Enron. Barry Bonds and steroids. Illegal downloading of music.
Each day, the headlines are filled with topics that raise serious ethical concerns. Michael S. Rapaport, ’59, believes one reason is because colleges don’t do enough to educate its students about ethics. He also thinks the students who most need ethics courses are those who avoid any class with “ethics” in the title.
Beginning next academic year, ethics will become a staple of classroom discussion across the board. The “Michael S. Rapaport Everyday Ethics Across the Curriculum Initiative,’’ will provide grants to faculty who integrate ethics segments into their regular courses.
The idea grew out of a pilot project begun in 2003-04 by Economics Professor Harold Fried, who introduced ethics into the economic curriculum using a gift from Rapaport, a longtime college benefactor.
Inspired by the success of that initiative, Rapaport provided an additional gift to broaden the idea and teach ethics across the curriculum.
Once the program is officially launched, Union will join a select few colleges in the country that offer a broad-based ethics module in its curriculum. One of the best programs exists at Dartmouth College’s Ethics Institute.
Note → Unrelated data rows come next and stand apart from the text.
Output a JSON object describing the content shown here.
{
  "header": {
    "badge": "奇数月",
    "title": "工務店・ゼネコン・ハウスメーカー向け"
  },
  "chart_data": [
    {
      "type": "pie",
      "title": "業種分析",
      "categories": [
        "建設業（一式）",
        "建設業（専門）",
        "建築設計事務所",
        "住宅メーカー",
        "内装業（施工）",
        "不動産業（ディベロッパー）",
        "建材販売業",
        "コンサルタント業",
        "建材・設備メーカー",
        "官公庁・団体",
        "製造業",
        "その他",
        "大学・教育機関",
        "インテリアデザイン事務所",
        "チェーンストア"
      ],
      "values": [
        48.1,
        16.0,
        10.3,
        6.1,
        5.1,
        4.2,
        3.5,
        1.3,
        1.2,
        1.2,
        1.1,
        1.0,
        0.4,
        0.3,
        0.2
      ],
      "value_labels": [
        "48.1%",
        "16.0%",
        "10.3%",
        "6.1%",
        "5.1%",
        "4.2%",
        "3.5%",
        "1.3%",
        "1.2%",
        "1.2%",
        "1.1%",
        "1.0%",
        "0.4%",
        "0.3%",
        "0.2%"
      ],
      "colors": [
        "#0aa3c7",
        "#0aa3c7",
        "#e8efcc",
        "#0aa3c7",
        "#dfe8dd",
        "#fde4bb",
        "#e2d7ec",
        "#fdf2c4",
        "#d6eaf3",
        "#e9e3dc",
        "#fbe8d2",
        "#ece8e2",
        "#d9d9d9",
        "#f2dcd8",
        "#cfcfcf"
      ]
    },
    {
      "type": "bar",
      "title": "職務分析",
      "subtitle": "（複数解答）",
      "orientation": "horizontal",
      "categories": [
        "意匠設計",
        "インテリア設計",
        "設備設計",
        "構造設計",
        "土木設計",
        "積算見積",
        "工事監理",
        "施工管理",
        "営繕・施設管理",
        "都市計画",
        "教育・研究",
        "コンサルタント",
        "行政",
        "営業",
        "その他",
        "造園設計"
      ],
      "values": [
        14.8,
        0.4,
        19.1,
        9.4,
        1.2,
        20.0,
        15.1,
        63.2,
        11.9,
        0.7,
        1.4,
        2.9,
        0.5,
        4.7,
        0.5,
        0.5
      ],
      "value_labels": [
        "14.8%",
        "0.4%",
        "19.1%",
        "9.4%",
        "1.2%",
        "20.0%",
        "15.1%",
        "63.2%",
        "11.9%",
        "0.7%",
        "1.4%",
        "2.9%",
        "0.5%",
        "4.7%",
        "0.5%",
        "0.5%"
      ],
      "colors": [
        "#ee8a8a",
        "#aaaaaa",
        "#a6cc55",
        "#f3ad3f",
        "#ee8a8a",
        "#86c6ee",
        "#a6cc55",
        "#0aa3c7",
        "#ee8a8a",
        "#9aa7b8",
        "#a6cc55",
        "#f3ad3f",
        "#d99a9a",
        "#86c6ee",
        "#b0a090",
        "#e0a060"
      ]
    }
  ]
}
Its executive director, Aine Donovan, will meet with Union faculty who are interested in introducing ethics into their courses today (April 27) from noon to 2 p.m. in Everest Lounge.
Union’s program will be led by Philosophy Professor Robert Baker, who also chairs the Alden March Bioethics Institute at the Graduate College of Union University; and Anastasia Pease, the program director for the new ethics initiative.
Among the possible ethics discussions which could find their way into classrooms are segments on scholarly or professional integrity; whistle-blowing and cheating; and a segment on intellectual property, or “stealing ideas and innovations.’’
“The initiative could transform students’ Union College experience, sensitizing them to the ethical dimensions of everyday life, equipping them to cope with ethical dilemmas and to assert moral leadership at work and in the community,’’ Baker said.